Cette anthologie se donne d’abord pour priorité de valoriser les œuvres de cinéastes noirs américains dont les enjeux de découverte et de reconnaissance débordent le cadre de la seule cinéphilie. Néanmoins, nous n’avons pas voulu exclure, pour les années 1960 en particulier, de pallier le déficit de films réalisés par des Noirs à cette période en accueillant les gestes significatifs à bien des égards de quelques cinéastes blancs. Il en va ainsi pour Mirage de la vie (1959), chef-d’œuvre bien connu de Douglas Sirk, où tout est rendu si vrai d’être factice que même sur ce front des apparences qu’est la color line –elle sépare ici une mère de sa fille qui veut se faire passer pour blanche– le cinéaste travaille l’ambiguïté avec une subtilité et une émotion inégalées. Les cas de Nothing But a Man et The Cool World sont différents. Le premier, film de Michael Roemer, est quasiment inconnu et constitue une des œuvres les plus achevées sur la condition ouvrière noire du cinéma de fiction américain.
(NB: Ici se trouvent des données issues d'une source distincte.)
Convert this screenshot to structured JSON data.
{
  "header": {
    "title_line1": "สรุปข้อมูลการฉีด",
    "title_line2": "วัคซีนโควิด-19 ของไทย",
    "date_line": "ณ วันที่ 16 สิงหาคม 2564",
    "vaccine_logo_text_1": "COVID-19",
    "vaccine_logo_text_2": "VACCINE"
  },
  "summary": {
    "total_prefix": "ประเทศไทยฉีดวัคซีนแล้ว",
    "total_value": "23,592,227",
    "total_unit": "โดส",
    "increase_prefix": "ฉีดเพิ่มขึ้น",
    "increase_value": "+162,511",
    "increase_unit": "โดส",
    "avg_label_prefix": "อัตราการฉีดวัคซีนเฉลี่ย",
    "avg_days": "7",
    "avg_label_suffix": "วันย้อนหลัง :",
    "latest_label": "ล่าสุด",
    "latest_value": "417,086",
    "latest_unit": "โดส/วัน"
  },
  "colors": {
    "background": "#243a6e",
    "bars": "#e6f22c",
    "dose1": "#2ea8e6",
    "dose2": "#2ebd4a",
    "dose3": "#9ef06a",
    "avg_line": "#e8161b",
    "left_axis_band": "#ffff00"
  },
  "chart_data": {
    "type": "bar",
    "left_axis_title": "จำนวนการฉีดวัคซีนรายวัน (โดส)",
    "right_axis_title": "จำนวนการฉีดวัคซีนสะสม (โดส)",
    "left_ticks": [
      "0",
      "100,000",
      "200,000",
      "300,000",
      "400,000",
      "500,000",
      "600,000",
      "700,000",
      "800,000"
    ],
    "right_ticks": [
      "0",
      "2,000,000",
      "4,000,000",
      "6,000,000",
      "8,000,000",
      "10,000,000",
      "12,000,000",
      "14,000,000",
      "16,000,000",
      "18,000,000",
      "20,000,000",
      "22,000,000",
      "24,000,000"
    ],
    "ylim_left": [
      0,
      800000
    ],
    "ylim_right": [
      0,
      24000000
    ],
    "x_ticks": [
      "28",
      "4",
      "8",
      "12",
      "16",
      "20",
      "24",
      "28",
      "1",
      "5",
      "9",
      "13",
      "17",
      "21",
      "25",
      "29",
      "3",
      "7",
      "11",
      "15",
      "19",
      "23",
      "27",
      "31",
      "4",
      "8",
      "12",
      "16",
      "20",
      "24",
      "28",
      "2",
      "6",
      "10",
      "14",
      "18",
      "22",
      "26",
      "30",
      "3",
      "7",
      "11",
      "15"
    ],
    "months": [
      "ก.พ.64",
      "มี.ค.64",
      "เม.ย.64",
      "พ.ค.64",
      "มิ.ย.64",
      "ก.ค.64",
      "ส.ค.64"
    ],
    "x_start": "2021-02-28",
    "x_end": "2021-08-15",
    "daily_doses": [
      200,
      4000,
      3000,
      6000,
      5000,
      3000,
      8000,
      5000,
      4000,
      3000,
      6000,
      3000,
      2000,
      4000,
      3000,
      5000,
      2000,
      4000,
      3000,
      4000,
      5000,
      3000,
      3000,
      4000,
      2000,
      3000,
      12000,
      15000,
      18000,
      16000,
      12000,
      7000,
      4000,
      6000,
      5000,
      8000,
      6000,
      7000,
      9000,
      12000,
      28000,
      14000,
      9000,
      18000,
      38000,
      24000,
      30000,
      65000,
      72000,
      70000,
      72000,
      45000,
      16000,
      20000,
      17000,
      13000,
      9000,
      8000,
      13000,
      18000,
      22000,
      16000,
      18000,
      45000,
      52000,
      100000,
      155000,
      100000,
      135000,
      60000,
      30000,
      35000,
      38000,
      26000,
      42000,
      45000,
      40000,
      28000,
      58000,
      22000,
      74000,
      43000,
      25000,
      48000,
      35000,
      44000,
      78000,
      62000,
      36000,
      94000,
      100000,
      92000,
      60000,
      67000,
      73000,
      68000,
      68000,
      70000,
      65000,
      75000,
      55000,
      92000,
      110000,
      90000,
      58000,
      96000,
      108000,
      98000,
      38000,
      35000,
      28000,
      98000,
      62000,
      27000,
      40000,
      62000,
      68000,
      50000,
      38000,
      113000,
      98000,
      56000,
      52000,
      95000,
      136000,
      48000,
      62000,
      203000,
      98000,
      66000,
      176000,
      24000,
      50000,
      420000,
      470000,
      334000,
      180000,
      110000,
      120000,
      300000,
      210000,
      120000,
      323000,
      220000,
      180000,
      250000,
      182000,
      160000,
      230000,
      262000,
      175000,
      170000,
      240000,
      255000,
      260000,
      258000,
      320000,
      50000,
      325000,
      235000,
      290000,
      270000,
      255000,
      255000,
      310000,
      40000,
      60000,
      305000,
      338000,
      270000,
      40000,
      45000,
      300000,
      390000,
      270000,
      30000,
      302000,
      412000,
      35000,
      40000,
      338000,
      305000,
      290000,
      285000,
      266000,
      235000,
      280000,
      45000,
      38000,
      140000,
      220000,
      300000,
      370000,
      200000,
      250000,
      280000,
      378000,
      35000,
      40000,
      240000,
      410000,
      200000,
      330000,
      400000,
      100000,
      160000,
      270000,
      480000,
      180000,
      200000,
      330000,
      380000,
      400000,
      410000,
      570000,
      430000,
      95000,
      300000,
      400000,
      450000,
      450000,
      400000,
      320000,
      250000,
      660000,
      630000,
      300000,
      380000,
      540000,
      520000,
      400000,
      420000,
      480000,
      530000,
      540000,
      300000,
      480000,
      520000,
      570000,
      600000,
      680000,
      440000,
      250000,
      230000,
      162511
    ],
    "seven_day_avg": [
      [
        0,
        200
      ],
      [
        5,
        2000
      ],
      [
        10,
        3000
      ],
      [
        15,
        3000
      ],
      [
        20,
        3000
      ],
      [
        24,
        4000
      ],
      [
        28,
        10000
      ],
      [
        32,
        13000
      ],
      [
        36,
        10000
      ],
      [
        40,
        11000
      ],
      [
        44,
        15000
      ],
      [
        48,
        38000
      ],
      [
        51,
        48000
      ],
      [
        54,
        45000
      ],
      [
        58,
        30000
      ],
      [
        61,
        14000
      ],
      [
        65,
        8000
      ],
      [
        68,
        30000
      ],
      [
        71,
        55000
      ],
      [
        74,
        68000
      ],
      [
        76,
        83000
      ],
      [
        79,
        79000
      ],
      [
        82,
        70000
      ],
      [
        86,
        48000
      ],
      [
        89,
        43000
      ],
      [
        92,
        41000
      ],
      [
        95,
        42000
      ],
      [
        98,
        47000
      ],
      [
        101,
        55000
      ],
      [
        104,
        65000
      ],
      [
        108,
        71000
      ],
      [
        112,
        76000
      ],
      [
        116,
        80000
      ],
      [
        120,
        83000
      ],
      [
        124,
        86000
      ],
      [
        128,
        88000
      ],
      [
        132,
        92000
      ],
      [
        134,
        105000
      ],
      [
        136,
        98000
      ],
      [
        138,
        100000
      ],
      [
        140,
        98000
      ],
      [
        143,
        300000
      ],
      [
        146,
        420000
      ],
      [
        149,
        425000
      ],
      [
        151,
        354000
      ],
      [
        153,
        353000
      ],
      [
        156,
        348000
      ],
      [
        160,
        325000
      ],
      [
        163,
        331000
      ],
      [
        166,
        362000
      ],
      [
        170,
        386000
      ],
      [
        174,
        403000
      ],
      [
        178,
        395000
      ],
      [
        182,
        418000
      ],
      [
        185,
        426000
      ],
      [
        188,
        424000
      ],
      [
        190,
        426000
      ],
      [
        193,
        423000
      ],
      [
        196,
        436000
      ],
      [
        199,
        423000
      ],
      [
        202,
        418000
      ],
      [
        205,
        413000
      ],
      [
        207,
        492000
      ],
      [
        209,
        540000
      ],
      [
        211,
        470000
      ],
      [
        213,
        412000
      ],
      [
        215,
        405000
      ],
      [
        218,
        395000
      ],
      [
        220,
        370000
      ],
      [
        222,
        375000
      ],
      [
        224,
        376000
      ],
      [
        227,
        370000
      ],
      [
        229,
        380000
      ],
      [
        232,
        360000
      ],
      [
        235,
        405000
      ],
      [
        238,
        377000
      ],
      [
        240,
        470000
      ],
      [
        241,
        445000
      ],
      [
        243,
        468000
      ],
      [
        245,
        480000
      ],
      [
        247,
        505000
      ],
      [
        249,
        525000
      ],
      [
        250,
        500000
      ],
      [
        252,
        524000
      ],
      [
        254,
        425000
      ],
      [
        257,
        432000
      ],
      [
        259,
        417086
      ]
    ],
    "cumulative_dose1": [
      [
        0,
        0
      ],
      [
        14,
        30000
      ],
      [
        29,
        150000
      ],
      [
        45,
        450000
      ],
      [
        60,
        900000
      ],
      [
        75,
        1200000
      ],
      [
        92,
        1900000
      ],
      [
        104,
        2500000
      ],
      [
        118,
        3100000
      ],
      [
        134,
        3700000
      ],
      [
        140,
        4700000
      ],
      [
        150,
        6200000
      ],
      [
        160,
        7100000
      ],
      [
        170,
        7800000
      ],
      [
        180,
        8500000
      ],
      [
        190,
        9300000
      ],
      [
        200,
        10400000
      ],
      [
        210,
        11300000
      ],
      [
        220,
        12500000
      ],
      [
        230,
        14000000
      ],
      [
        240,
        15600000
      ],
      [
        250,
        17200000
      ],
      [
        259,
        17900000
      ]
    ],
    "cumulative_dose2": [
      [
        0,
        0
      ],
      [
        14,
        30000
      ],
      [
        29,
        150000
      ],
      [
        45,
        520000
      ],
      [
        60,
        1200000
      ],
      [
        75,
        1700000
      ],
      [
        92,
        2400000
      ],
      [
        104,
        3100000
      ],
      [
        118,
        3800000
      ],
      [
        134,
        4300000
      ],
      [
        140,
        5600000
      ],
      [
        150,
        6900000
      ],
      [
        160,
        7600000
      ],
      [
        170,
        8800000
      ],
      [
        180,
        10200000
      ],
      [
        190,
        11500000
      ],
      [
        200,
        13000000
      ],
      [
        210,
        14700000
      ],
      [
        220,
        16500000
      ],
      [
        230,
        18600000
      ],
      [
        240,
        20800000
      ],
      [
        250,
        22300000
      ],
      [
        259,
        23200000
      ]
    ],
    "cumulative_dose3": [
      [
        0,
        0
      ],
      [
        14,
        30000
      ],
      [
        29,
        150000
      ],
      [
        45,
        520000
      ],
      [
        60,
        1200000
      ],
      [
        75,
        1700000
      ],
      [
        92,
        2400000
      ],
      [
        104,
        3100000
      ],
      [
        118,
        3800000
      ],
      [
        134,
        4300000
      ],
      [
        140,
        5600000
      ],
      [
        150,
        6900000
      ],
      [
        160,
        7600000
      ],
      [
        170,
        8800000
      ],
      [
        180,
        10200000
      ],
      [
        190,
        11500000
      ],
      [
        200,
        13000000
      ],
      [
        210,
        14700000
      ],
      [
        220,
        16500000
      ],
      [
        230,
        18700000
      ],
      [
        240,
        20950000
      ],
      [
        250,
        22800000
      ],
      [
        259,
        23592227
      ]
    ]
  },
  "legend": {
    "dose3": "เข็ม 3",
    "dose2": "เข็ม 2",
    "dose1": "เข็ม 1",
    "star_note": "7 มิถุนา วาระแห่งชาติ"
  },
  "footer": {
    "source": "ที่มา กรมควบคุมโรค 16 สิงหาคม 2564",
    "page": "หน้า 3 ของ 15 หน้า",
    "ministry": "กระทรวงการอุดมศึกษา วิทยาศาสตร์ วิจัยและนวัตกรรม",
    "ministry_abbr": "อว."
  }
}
Celui de Shirley Clarke après The Connection, et avant bien d’autres, est un jalon essentiel dans l’œuvre d’une cinéaste qui porta à la communauté noire et à sa culture une attention passionnée et prolongée.
De manière incontournable, notre point de départ sera constitué d’une sélection de race films réalisés entre le début des années 1920 et celui des années 1940. Ces films empruntent le plus souvent comme chez Oscar Micheaux (surnommé « le père du cinéma noir indépendant ») et Spencer Williams les voies du mélodrame pour s’adresser à un public exclusivement afro-américain, celui du temps de la ségrégation et des premières vagues de migrations vers le Nord. Un nombre limité de race films a pu être sauvé de la disparition. Produits par des Blancs et des Noirs, pour la plupart réalisés par des Noirs, ils sont les seuls témoins cinématographiques de l’expérience afro-américaine de la première moitié du XXe siècle.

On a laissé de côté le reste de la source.